Personal Views on Cryptocurrency Trends 👍
1. The Underlying Drivers of Supply and Demand
Rigid Constraints and Dynamic Adjustments on the Supply Side
The total supply of cryptocurrencies like Bitcoin is fixed (e.g., 21 million), making their scarcity similar to gold and forming the core logic of the anti-inflation narrative. Changes in supply directly affect market expectations; for instance, the Bitcoin 'halving event' (where miner rewards are halved periodically) reduces the influx of new coins into the market, historically driving long-term price increases multiple times. Miner behavior also constitutes a short-term supply variable; if coin prices are sluggish, miners may delay selling and instead hold onto their coins in anticipation of a price increase, while the opposite may prompt quicker cashing out.
2. The Capital Game Between Institutions and 'Whales'
Market Manipulation by Large Holders
The top 1% of holders, known as 'whales', control over 90% of the circulating supply, and their buying and selling actions directly influence price trends. For example, concentrated selling by large holders may trigger a follow-the-leader sell-off, while news of institutions increasing their holdings (such as MicroStrategy's continued Bitcoin purchases) attracts retail investors to follow suit.
Asymmetry of Market Liquidity
Small-cap cryptocurrencies have limited circulating supplies, allowing a small amount of capital to control the market. Traders may create the illusion of active trading through false orders, luring retail investors to chase prices before executing reverse trades for profit; such manipulation is particularly common in low liquidity coins.
3. Transmission Pathways of Macro Economy and Policy Environment
Enhanced Linkage with Traditional Financial Markets
Global liquidity tightening (e.g., Federal Reserve interest rate hikes) may lead to a flow of funds back from cryptocurrencies to dollar assets; during stock market crashes, some funds may view Bitcoin as 'digital gold' to hedge risks. Recent data shows that the correlation between Bitcoin and the S&P 500 index has exceeded 0.724.
The Double-Edged Sword Effect of Policies and Regulations
Regulatory attitudes directly impact market confidence: China's ban on mining previously halved Bitcoin's hash rate, while the approval of Bitcoin ETFs in the U.S. is seen as a long-term positive. Tax policies (such as capital gains tax) and anti-money laundering rules may also alter investor behavior.

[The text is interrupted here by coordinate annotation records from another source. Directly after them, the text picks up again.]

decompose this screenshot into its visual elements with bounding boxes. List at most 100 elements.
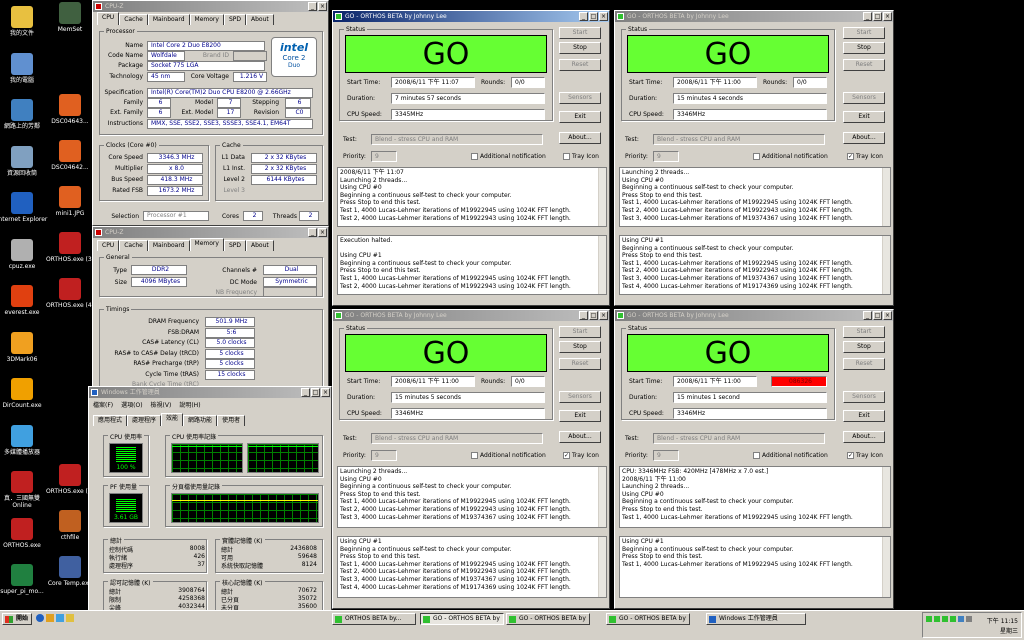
tab-about[interactable]: About bbox=[245, 240, 274, 251]
stop-button[interactable]: Stop bbox=[559, 341, 601, 353]
log-scrollbar[interactable] bbox=[882, 236, 890, 294]
test-dropdown[interactable]: Blend - stress CPU and RAM bbox=[371, 433, 543, 444]
start-button[interactable]: Start bbox=[559, 326, 601, 338]
start-button[interactable]: Start bbox=[559, 27, 601, 39]
tab-cpu[interactable]: CPU bbox=[97, 12, 120, 25]
log-panel[interactable]: Using CPU #1 Beginning a continuous self-… bbox=[619, 536, 891, 598]
volume-icon[interactable] bbox=[966, 616, 972, 622]
log-scrollbar[interactable] bbox=[882, 467, 890, 527]
about-button[interactable]: About... bbox=[559, 132, 601, 144]
desktop-icon[interactable]: mini1.JPG bbox=[44, 186, 96, 217]
checkbox-box[interactable] bbox=[471, 452, 478, 459]
task-manager-titlebar[interactable]: Windows 工作管理員 _ □ × bbox=[89, 387, 331, 398]
desktop-icon[interactable]: cpuz.exe bbox=[0, 238, 48, 270]
about-button[interactable]: About... bbox=[843, 132, 885, 144]
about-button[interactable]: About... bbox=[559, 431, 601, 443]
reset-button[interactable]: Reset bbox=[843, 358, 885, 370]
tab-cache[interactable]: Cache bbox=[119, 240, 148, 251]
tab-cpu[interactable]: CPU bbox=[97, 240, 120, 251]
test-dropdown[interactable]: Blend - stress CPU and RAM bbox=[371, 134, 543, 145]
desktop-icon[interactable]: ORTHOS.exe bbox=[0, 517, 48, 549]
folder-icon[interactable] bbox=[66, 614, 74, 622]
tab-memory[interactable]: Memory bbox=[189, 14, 224, 25]
minimize-button[interactable]: _ bbox=[579, 12, 588, 21]
test-dropdown[interactable]: Blend - stress CPU and RAM bbox=[653, 433, 825, 444]
checkbox-box[interactable] bbox=[753, 153, 760, 160]
about-button[interactable]: About... bbox=[843, 431, 885, 443]
maximize-button[interactable]: □ bbox=[311, 388, 320, 397]
close-button[interactable]: × bbox=[883, 12, 892, 21]
tab-4[interactable]: 使用者 bbox=[217, 415, 246, 426]
orthos-titlebar[interactable]: GO - ORTHOS BETA by Johnny Lee _ □ × bbox=[333, 11, 609, 22]
orthos-titlebar[interactable]: GO - ORTHOS BETA by Johnny Lee _ □ × bbox=[333, 310, 609, 321]
tray-icon-checkbox[interactable]: ✓ Tray Icon bbox=[847, 452, 883, 459]
taskbar-item[interactable]: GO - ORTHOS BETA by bbox=[606, 613, 690, 625]
reset-button[interactable]: Reset bbox=[843, 59, 885, 71]
menu-item[interactable]: 說明(H) bbox=[179, 400, 200, 409]
log-scrollbar[interactable] bbox=[882, 537, 890, 597]
tab-about[interactable]: About bbox=[245, 14, 274, 25]
close-button[interactable]: × bbox=[321, 388, 330, 397]
menu-item[interactable]: 檔案(F) bbox=[93, 400, 113, 409]
desktop-icon[interactable]: super_pi_mo... bbox=[0, 564, 48, 595]
minimize-button[interactable]: _ bbox=[863, 12, 872, 21]
menu-item[interactable]: 選項(O) bbox=[121, 400, 142, 409]
reset-button[interactable]: Reset bbox=[559, 358, 601, 370]
checkbox-box[interactable]: ✓ bbox=[847, 452, 854, 459]
checkbox-box[interactable]: ✓ bbox=[847, 153, 854, 160]
sensors-button[interactable]: Sensors bbox=[559, 92, 601, 104]
desktop-icon[interactable]: 多媒體播放器 bbox=[0, 424, 48, 456]
close-button[interactable]: × bbox=[883, 311, 892, 320]
checkbox-box[interactable] bbox=[563, 153, 570, 160]
log-scrollbar[interactable] bbox=[882, 168, 890, 226]
minimize-button[interactable]: _ bbox=[863, 311, 872, 320]
exit-button[interactable]: Exit bbox=[559, 111, 601, 123]
orthos-titlebar[interactable]: GO - ORTHOS BETA by Johnny Lee _ □ × bbox=[615, 11, 893, 22]
desktop-icon[interactable]: DirCount.exe bbox=[0, 378, 48, 409]
tab-3[interactable]: 網路功能 bbox=[183, 415, 218, 426]
maximize-button[interactable]: □ bbox=[589, 12, 598, 21]
orthos-tray-icon[interactable] bbox=[950, 616, 956, 622]
additional-notification-checkbox[interactable]: Additional notification bbox=[753, 153, 828, 160]
orthos-tray-icon[interactable] bbox=[942, 616, 948, 622]
tab-mainboard[interactable]: Mainboard bbox=[147, 240, 190, 251]
maximize-button[interactable]: □ bbox=[589, 311, 598, 320]
tab-mainboard[interactable]: Mainboard bbox=[147, 14, 190, 25]
reset-button[interactable]: Reset bbox=[559, 59, 601, 71]
sensors-button[interactable]: Sensors bbox=[843, 391, 885, 403]
desktop-icon[interactable]: 3DMark06 bbox=[0, 331, 48, 363]
taskbar-item[interactable]: GO - ORTHOS BETA by bbox=[420, 613, 504, 625]
tab-cache[interactable]: Cache bbox=[119, 14, 148, 25]
priority-dropdown[interactable]: 9 bbox=[653, 450, 679, 461]
checkbox-box[interactable] bbox=[753, 452, 760, 459]
cpuz-cpu-titlebar[interactable]: CPU-Z _ × bbox=[93, 1, 328, 12]
cpuz-memory-titlebar[interactable]: CPU-Z _ × bbox=[93, 227, 328, 238]
desktop-icon[interactable]: MemSet bbox=[44, 2, 96, 33]
close-button[interactable]: × bbox=[318, 2, 327, 11]
media-icon[interactable] bbox=[56, 614, 64, 622]
orthos-tray-icon[interactable] bbox=[934, 616, 940, 622]
tab-spd[interactable]: SPD bbox=[223, 240, 246, 251]
stop-button[interactable]: Stop bbox=[843, 42, 885, 54]
tab-1[interactable]: 處理程序 bbox=[127, 415, 162, 426]
additional-notification-checkbox[interactable]: Additional notification bbox=[753, 452, 828, 459]
exit-button[interactable]: Exit bbox=[843, 410, 885, 422]
tab-memory[interactable]: Memory bbox=[189, 238, 224, 251]
log-panel[interactable]: 2008/6/11 下午 11:07 Launching 2 threads...… bbox=[337, 167, 607, 227]
start-button[interactable]: Start bbox=[843, 27, 885, 39]
close-button[interactable]: × bbox=[599, 311, 608, 320]
tab-spd[interactable]: SPD bbox=[223, 14, 246, 25]
tray-icon-checkbox[interactable]: Tray Icon bbox=[563, 153, 599, 160]
checkbox-box[interactable]: ✓ bbox=[563, 452, 570, 459]
desktop-icon[interactable]: 真．三國無雙 Online bbox=[0, 471, 48, 509]
taskbar-item[interactable]: ORTHOS BETA by... bbox=[332, 613, 416, 625]
tray-icon-checkbox[interactable]: ✓ Tray Icon bbox=[563, 452, 599, 459]
orthos-titlebar[interactable]: GO - ORTHOS BETA by Johnny Lee _ □ × bbox=[615, 310, 893, 321]
desktop-icon[interactable]: Internet Explorer bbox=[0, 192, 48, 223]
orthos-tray-icon[interactable] bbox=[926, 616, 932, 622]
start-button[interactable]: Start bbox=[843, 326, 885, 338]
desktop-icon[interactable]: DSC04642... bbox=[44, 140, 96, 171]
log-panel[interactable]: CPU: 3346MHz FSB: 420MHz [478MHz x 7.0 e… bbox=[619, 466, 891, 528]
taskbar-item[interactable]: GO - ORTHOS BETA by bbox=[506, 613, 590, 625]
desktop-icon[interactable]: ORTHOS.exe (3) bbox=[44, 232, 96, 263]
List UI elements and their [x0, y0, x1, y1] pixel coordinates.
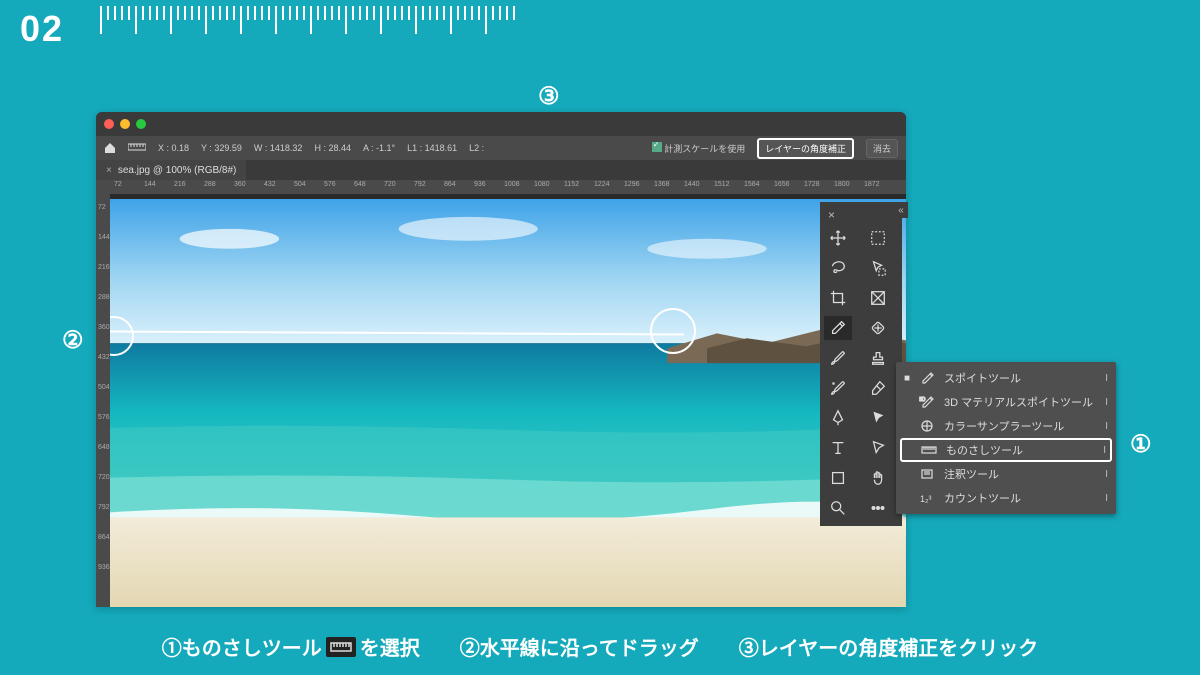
history-brush-tool-icon[interactable] — [824, 376, 852, 400]
eraser-tool-icon[interactable] — [864, 376, 892, 400]
window-titlebar — [96, 112, 906, 136]
frame-tool-icon[interactable] — [864, 286, 892, 310]
close-window-button[interactable] — [104, 119, 114, 129]
shape-tool-icon[interactable] — [824, 466, 852, 490]
brush-tool-icon[interactable] — [824, 346, 852, 370]
flyout-item-icon: 1₂³ — [918, 491, 936, 505]
pen-tool-icon[interactable] — [824, 406, 852, 430]
flyout-item-label: カラーサンプラーツール — [944, 418, 1064, 434]
healing-tool-icon[interactable] — [864, 316, 892, 340]
stamp-tool-icon[interactable] — [864, 346, 892, 370]
flyout-item-shortcut: I — [1105, 397, 1108, 408]
decorative-ruler — [100, 6, 520, 46]
flyout-item-5[interactable]: 1₂³ カウントツール I — [896, 486, 1116, 510]
document-tab[interactable]: × sea.jpg @ 100% (RGB/8#) — [96, 160, 246, 180]
opt-y: Y : 329.59 — [201, 143, 242, 153]
hand-tool-icon[interactable] — [864, 466, 892, 490]
flyout-item-4[interactable]: 注釈ツール I — [896, 462, 1116, 486]
caption-2: ②水平線に沿ってドラッグ — [460, 632, 699, 661]
opt-w: W : 1418.32 — [254, 143, 303, 153]
tools-panel: × — [820, 202, 902, 526]
direct-select-tool-icon[interactable] — [864, 436, 892, 460]
marquee-tool-icon[interactable] — [864, 226, 892, 250]
more-tools-icon[interactable] — [864, 496, 892, 520]
flyout-item-3[interactable]: ものさしツール I — [900, 438, 1112, 462]
flyout-item-icon — [918, 467, 936, 481]
quick-select-tool-icon[interactable] — [864, 256, 892, 280]
use-scale-label: 計測スケールを使用 — [664, 144, 745, 154]
ruler-icon — [326, 637, 356, 657]
flyout-item-label: カウントツール — [944, 490, 1021, 506]
flyout-item-label: 3D マテリアルスポイトツール — [944, 394, 1093, 410]
flyout-item-label: ものさしツール — [946, 442, 1023, 458]
opt-h: H : 28.44 — [314, 143, 351, 153]
flyout-item-shortcut: I — [1103, 445, 1106, 456]
flyout-item-shortcut: I — [1105, 493, 1108, 504]
zoom-tool-icon[interactable] — [824, 496, 852, 520]
flyout-item-2[interactable]: カラーサンプラーツール I — [896, 414, 1116, 438]
tool-flyout-menu: ■スポイトツールI3D3D マテリアルスポイトツールIカラーサンプラーツールIも… — [896, 362, 1116, 514]
svg-text:1₂³: 1₂³ — [920, 494, 932, 504]
options-bar: X : 0.18 Y : 329.59 W : 1418.32 H : 28.4… — [96, 136, 906, 160]
opt-l1: L1 : 1418.61 — [407, 143, 457, 153]
minimize-window-button[interactable] — [120, 119, 130, 129]
opt-l2: L2 : — [469, 143, 484, 153]
callout-1: ① — [1130, 430, 1152, 459]
document-tab-title: sea.jpg @ 100% (RGB/8#) — [118, 165, 237, 176]
use-scale-checkbox[interactable]: 計測スケールを使用 — [652, 142, 746, 155]
vertical-ruler: 72144216288360432504576648720792864936 — [96, 194, 110, 607]
svg-text:3D: 3D — [919, 397, 926, 403]
instruction-caption: ①ものさしツール を選択 ②水平線に沿ってドラッグ ③レイヤーの角度補正をクリッ… — [0, 632, 1200, 661]
slide-number: 02 — [20, 8, 64, 50]
photoshop-window: X : 0.18 Y : 329.59 W : 1418.32 H : 28.4… — [96, 112, 906, 607]
flyout-item-icon — [918, 419, 936, 433]
flyout-item-shortcut: I — [1105, 421, 1108, 432]
measure-endpoint-2[interactable] — [650, 308, 696, 354]
flyout-item-1[interactable]: 3D 3D マテリアルスポイトツール I — [896, 390, 1116, 414]
canvas-area[interactable] — [110, 194, 906, 607]
callout-2: ② — [62, 326, 84, 355]
ruler-tool-icon — [128, 142, 146, 154]
collapse-panel-icon[interactable]: « — [894, 202, 908, 218]
document-tab-bar: × sea.jpg @ 100% (RGB/8#) — [96, 160, 906, 180]
opt-x: X : 0.18 — [158, 143, 189, 153]
lasso-tool-icon[interactable] — [824, 256, 852, 280]
move-tool-icon[interactable] — [824, 226, 852, 250]
crop-tool-icon[interactable] — [824, 286, 852, 310]
opt-a: A : -1.1° — [363, 143, 395, 153]
close-tab-icon[interactable]: × — [106, 165, 112, 176]
horizontal-ruler: 7214421628836043250457664872079286493610… — [96, 180, 906, 194]
flyout-item-label: 注釈ツール — [944, 466, 999, 482]
flyout-item-icon — [920, 443, 938, 457]
caption-3: ③レイヤーの角度補正をクリック — [739, 632, 1038, 661]
callout-3: ③ — [538, 82, 560, 111]
caption-1b: を選択 — [360, 632, 420, 661]
clear-button[interactable]: 消去 — [866, 139, 898, 158]
flyout-item-icon — [918, 371, 936, 385]
path-select-tool-icon[interactable] — [864, 406, 892, 430]
type-tool-icon[interactable] — [824, 436, 852, 460]
straighten-layer-button[interactable]: レイヤーの角度補正 — [757, 138, 854, 159]
home-icon[interactable] — [104, 142, 116, 154]
close-panel-icon[interactable]: × — [824, 208, 898, 220]
flyout-item-0[interactable]: ■スポイトツールI — [896, 366, 1116, 390]
canvas-image — [110, 199, 906, 607]
flyout-item-label: スポイトツール — [944, 370, 1021, 386]
zoom-window-button[interactable] — [136, 119, 146, 129]
flyout-item-icon: 3D — [918, 395, 936, 409]
flyout-item-shortcut: I — [1105, 373, 1108, 384]
eyedropper-tool-icon[interactable] — [824, 316, 852, 340]
caption-1a: ①ものさしツール — [162, 632, 322, 661]
flyout-item-shortcut: I — [1105, 469, 1108, 480]
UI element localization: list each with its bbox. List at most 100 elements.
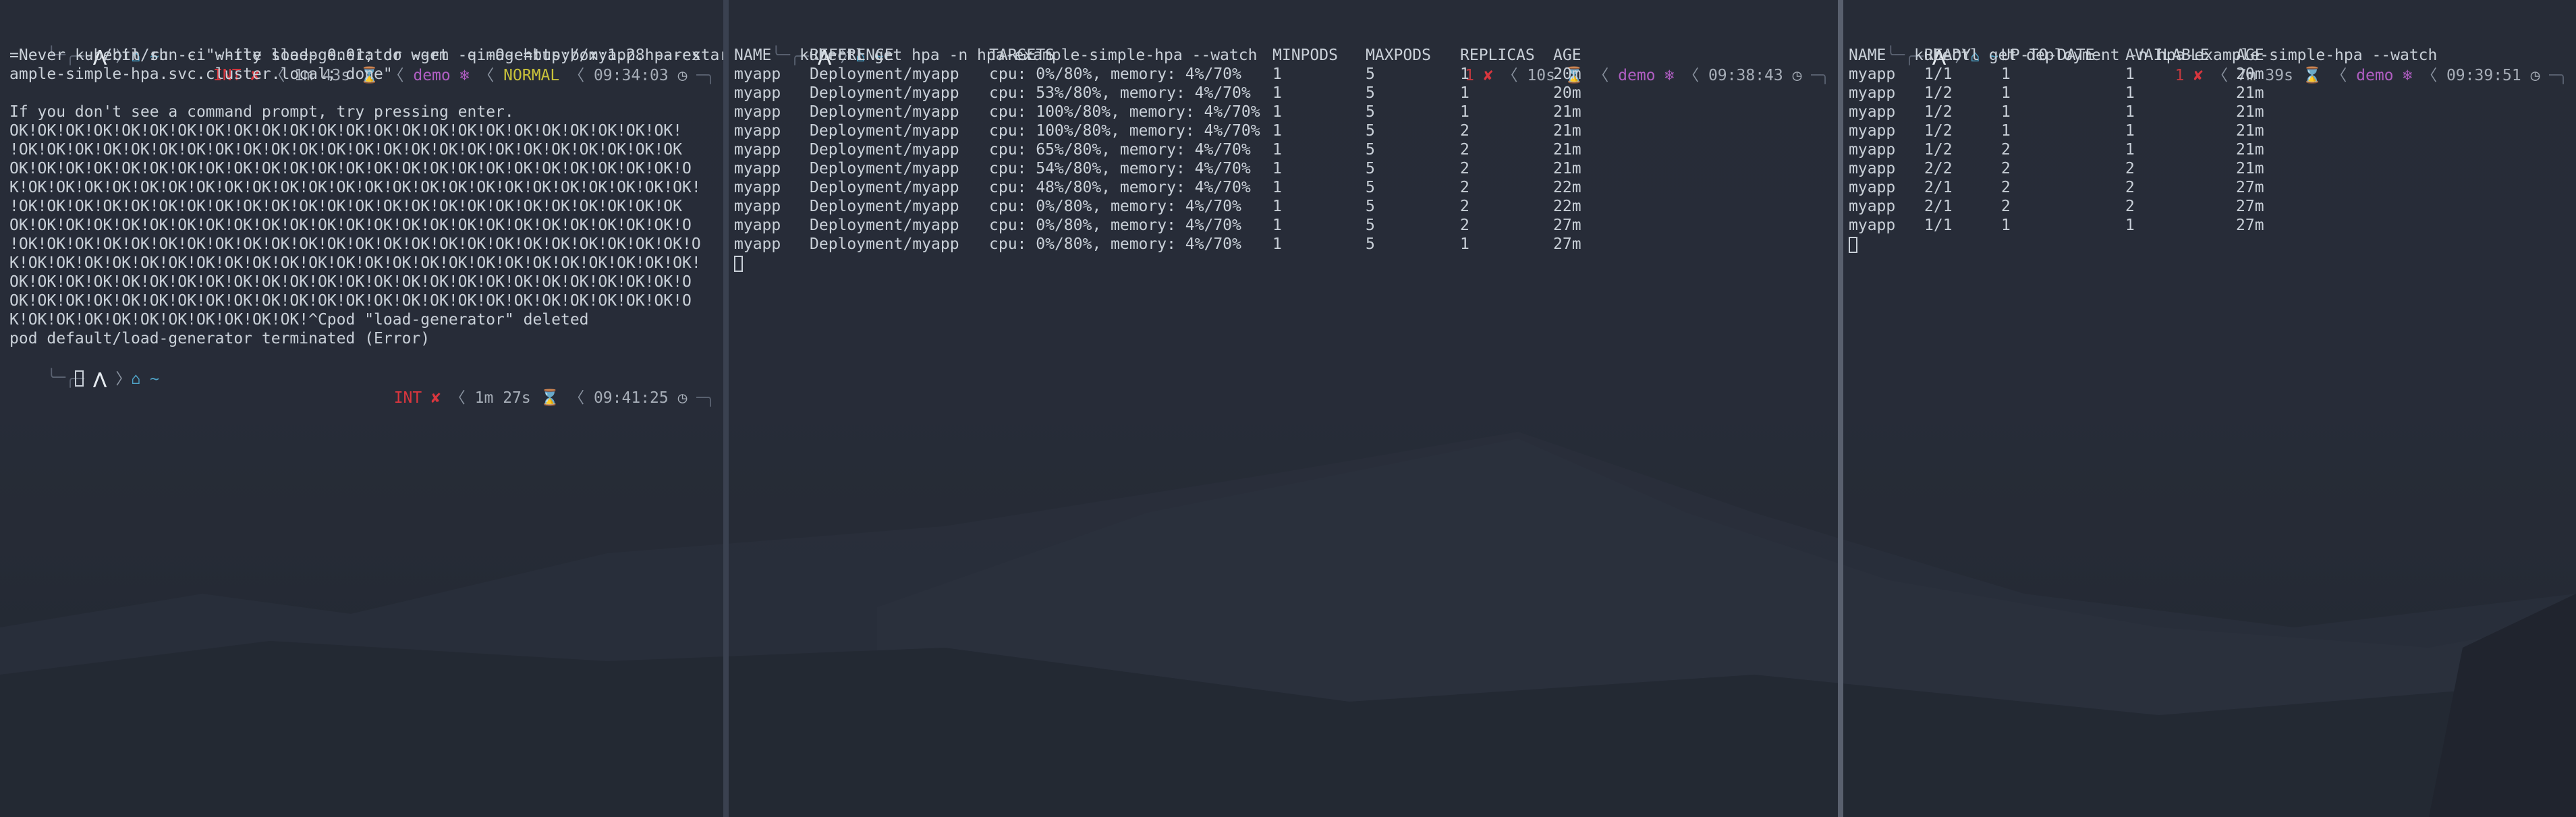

4. Dynamic Balance of Technological Evolution and Security Risks
Value Reconstruction through Technological Upgrades
Significant updates to blockchain protocols (such as Ethereum's transition to PoS) may change token economic models, affecting supply and demand relationships. For example, the ETH burning mechanism reduces circulating supply, potentially supporting long-term prices.